I didn't say anything, but scooped out a handful of crumpled scraps of paper from my left hip pocket and dumped them over the newspaper in his lap.

“What's all this?”

“Receipts,” I said, and repeated it in a louder voice when he cocked his ear. “Food. Boat fare. A bath. Whiskey. Judge Blackthorne said you'd reimburse me.”

“For the necessities! The taxpayers of the United States will not subsidize your self-indulgence!”

“All right, forget the bath.”

The top of his head grew pink. His scalp and Hudspeth's nose made good barometers. I took pity on him and stopped being smart.

“I'm kidding. The whiskey's on me.”

To my surprise, the fat judge broke into a guffaw that set the window behind him to rattling in its frame. He handed the receipts to the marshal.

“See that Deputy Murdock is compensated for his expenses. All of them, including whiskey.” He returned his attention to me. “I'm a man of temperance myself, but I can appreciate the importance of that first drink after the journey downriver. Henceforth, however, the spirits will indeed be on you. Well, what do you think of our little community?”

“The prices are too high and it's full of bastards. Aside from that it's a nice little trap.”

That didn't amuse him at all. I was having difficulty getting his range.

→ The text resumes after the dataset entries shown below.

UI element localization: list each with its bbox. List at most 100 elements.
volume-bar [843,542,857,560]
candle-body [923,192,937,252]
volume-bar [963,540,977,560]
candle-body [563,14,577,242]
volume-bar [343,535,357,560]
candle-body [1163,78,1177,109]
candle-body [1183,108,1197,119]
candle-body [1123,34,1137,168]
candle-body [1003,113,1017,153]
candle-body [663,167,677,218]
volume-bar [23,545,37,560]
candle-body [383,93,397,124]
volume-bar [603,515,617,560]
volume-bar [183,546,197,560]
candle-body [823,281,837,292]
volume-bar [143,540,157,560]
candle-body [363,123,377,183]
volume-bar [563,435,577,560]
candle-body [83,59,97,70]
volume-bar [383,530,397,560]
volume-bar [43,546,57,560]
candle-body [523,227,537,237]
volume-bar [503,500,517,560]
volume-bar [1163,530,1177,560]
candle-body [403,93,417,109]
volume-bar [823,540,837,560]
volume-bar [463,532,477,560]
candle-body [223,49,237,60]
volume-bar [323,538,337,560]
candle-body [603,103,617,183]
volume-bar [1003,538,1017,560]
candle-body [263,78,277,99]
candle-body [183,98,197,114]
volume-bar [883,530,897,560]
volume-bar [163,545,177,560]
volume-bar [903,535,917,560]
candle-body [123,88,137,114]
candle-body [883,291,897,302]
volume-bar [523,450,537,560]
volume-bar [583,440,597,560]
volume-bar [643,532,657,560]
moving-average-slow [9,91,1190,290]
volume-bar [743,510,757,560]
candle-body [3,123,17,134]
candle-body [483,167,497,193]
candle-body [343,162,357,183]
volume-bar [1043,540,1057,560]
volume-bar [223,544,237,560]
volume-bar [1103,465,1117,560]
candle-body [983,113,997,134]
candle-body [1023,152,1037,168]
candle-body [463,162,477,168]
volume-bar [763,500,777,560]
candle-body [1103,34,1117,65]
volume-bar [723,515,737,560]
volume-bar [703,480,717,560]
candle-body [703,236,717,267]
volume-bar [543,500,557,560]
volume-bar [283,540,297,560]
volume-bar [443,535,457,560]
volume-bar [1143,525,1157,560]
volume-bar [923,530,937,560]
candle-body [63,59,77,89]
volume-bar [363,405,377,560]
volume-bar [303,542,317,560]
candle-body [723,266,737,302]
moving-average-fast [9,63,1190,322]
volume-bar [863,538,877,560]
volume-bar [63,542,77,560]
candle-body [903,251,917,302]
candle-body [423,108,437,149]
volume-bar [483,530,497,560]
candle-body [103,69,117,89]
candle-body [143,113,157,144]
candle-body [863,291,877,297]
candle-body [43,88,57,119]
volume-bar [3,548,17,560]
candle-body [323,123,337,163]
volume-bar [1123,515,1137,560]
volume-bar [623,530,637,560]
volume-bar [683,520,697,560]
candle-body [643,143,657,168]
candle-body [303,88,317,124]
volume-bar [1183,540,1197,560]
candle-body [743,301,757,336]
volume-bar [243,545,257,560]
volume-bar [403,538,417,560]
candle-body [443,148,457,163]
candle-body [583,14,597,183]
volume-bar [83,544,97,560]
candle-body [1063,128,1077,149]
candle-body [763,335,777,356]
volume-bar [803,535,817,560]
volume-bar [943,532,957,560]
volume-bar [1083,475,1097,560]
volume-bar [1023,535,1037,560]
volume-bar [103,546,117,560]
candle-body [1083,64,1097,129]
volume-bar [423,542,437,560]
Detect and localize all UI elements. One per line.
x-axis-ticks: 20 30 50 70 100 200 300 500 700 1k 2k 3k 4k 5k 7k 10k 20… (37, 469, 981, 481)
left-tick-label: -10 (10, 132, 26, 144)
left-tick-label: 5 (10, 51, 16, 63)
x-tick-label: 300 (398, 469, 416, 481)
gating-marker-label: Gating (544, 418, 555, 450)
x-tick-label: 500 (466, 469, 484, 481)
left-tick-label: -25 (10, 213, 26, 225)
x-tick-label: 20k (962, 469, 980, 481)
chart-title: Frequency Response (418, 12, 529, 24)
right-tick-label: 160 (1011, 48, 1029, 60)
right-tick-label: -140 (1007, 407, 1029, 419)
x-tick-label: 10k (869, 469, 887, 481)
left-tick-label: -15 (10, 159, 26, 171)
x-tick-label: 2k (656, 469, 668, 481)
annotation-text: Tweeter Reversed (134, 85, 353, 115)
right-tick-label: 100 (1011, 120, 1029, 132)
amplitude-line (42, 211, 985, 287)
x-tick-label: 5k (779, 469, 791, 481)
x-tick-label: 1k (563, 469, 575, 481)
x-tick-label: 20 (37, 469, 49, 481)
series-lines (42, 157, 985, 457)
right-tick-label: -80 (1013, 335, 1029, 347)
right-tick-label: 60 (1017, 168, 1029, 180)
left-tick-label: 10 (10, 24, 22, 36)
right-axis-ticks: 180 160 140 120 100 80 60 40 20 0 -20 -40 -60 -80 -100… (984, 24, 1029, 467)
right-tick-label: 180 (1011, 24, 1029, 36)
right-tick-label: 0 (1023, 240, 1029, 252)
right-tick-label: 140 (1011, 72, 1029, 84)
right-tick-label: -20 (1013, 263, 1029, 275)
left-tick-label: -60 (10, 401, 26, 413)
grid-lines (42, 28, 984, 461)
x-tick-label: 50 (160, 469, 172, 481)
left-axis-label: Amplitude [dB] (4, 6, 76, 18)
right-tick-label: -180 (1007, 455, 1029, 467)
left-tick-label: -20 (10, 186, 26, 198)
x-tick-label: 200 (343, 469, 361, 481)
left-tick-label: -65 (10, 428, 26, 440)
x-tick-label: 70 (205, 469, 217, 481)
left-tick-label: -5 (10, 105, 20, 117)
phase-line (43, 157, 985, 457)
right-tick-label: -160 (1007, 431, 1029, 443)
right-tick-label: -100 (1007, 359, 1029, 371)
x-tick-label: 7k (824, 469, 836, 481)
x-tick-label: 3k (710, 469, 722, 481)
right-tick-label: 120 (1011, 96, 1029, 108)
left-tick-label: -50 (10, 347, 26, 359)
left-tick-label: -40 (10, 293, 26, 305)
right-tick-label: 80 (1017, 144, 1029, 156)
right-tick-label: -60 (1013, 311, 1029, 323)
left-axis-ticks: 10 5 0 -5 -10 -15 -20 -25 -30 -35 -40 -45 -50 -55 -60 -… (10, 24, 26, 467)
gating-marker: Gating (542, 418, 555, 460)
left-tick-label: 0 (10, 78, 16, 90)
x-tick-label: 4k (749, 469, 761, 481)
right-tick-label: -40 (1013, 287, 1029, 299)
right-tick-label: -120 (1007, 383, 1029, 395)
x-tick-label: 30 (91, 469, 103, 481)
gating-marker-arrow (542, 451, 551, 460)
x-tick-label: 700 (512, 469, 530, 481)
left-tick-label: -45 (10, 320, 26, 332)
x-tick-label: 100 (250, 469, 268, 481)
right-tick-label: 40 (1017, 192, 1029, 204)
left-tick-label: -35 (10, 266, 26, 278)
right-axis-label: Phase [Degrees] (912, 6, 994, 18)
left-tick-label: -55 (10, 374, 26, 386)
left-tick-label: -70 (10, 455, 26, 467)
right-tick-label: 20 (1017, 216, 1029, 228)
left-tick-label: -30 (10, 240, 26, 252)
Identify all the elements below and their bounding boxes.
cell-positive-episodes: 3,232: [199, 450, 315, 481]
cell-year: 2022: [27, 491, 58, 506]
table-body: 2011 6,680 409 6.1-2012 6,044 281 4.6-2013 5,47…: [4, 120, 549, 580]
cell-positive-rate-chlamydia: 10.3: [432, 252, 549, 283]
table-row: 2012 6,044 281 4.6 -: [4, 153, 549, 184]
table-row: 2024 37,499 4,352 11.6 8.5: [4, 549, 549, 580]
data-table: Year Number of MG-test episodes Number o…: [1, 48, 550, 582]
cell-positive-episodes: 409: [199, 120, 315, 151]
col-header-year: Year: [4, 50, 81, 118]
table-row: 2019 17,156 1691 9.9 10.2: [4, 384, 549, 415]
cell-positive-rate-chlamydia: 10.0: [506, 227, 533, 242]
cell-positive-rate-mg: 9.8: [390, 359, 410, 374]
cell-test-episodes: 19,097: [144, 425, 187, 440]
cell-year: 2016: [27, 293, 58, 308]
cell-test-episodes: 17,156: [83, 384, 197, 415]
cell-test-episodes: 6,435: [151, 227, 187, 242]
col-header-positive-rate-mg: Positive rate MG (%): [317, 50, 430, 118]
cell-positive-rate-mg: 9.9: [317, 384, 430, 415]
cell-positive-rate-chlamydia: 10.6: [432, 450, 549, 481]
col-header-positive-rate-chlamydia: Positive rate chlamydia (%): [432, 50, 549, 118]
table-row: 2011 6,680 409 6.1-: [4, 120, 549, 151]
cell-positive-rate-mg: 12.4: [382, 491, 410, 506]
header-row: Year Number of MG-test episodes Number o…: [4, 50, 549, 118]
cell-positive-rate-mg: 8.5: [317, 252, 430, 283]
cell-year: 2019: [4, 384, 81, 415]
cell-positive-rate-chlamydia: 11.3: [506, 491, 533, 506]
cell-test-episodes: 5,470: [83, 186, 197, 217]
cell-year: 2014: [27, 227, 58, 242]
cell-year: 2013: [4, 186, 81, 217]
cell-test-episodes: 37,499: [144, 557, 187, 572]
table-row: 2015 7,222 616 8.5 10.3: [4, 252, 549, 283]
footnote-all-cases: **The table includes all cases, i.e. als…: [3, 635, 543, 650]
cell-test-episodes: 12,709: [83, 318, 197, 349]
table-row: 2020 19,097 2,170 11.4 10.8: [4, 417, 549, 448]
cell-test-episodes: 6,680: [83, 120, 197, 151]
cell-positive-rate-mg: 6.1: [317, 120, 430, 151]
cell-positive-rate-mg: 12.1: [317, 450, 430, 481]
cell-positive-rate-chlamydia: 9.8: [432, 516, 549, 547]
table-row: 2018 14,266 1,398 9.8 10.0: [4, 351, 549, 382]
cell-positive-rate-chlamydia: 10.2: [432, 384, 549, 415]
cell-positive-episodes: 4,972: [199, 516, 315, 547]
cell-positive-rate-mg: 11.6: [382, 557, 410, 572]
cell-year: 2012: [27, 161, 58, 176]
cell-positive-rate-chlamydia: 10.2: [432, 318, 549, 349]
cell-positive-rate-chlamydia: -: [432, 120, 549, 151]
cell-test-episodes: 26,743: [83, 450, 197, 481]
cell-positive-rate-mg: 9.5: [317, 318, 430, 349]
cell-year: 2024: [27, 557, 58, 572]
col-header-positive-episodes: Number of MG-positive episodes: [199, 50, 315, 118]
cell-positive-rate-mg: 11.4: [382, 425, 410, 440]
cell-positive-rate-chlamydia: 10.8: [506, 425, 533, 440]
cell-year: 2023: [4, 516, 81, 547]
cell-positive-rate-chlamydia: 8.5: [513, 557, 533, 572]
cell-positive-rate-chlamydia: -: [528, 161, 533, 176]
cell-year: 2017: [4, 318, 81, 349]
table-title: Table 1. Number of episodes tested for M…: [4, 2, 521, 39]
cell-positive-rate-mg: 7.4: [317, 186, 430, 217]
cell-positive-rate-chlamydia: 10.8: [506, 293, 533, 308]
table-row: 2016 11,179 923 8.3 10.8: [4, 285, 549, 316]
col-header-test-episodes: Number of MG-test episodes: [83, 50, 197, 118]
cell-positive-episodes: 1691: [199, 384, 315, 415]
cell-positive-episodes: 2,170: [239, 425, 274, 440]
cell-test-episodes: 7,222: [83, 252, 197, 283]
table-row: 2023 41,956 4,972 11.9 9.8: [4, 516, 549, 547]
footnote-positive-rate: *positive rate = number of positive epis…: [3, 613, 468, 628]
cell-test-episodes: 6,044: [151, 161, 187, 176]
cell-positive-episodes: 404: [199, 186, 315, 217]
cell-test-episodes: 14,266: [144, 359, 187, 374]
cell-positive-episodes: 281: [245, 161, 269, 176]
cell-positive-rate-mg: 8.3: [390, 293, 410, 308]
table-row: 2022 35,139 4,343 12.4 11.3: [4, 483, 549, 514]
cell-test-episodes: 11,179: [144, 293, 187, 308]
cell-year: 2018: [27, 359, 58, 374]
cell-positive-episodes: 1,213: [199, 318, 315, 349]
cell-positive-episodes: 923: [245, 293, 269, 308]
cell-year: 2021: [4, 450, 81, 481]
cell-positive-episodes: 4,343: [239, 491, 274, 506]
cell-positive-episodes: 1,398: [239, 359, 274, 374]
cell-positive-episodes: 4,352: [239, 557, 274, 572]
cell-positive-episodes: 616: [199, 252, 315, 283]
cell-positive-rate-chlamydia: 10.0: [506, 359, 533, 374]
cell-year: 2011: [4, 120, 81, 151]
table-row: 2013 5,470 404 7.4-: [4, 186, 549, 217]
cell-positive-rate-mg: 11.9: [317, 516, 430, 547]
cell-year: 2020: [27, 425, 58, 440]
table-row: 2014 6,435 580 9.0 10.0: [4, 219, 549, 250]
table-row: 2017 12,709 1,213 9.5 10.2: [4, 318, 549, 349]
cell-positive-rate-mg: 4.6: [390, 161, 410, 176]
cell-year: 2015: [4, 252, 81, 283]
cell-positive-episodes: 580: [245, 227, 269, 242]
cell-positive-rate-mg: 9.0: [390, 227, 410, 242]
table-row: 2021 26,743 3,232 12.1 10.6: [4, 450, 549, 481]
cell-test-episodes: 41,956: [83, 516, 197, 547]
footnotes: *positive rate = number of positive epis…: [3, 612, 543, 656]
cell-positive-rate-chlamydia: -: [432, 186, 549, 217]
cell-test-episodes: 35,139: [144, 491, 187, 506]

“Well, no matter,” he said finally. “You won't be here long. Tomorrow I'm sending you to Fargo.”

“Why Fargo?”

“You're picking someone up.”

“A prisoner?”

“No.” He smiled secretly—the kind of expression you
get by practicing for hours in front of a mirror—and removed his pince-nez to polish them with an acre of white silk handkerchief taken from his breast pocket. His eyes, in contrast to the marshal's, were vague and lifeless. “Not yet, anyway. It'll be your job to make him one. The gentleman's name is Ghost Shirt, but as far as the Dakota Cheyenne are concerned he's the Second Coming of Jesus Christ. The families of one hundred and forty-nine men, women and children massacred by his band in the Black Hills last year might not agree. I hope you find the rest of the territory more to your taste than Bismarck, Deputy. You're likely to see a lot of it before you finish this assignment.”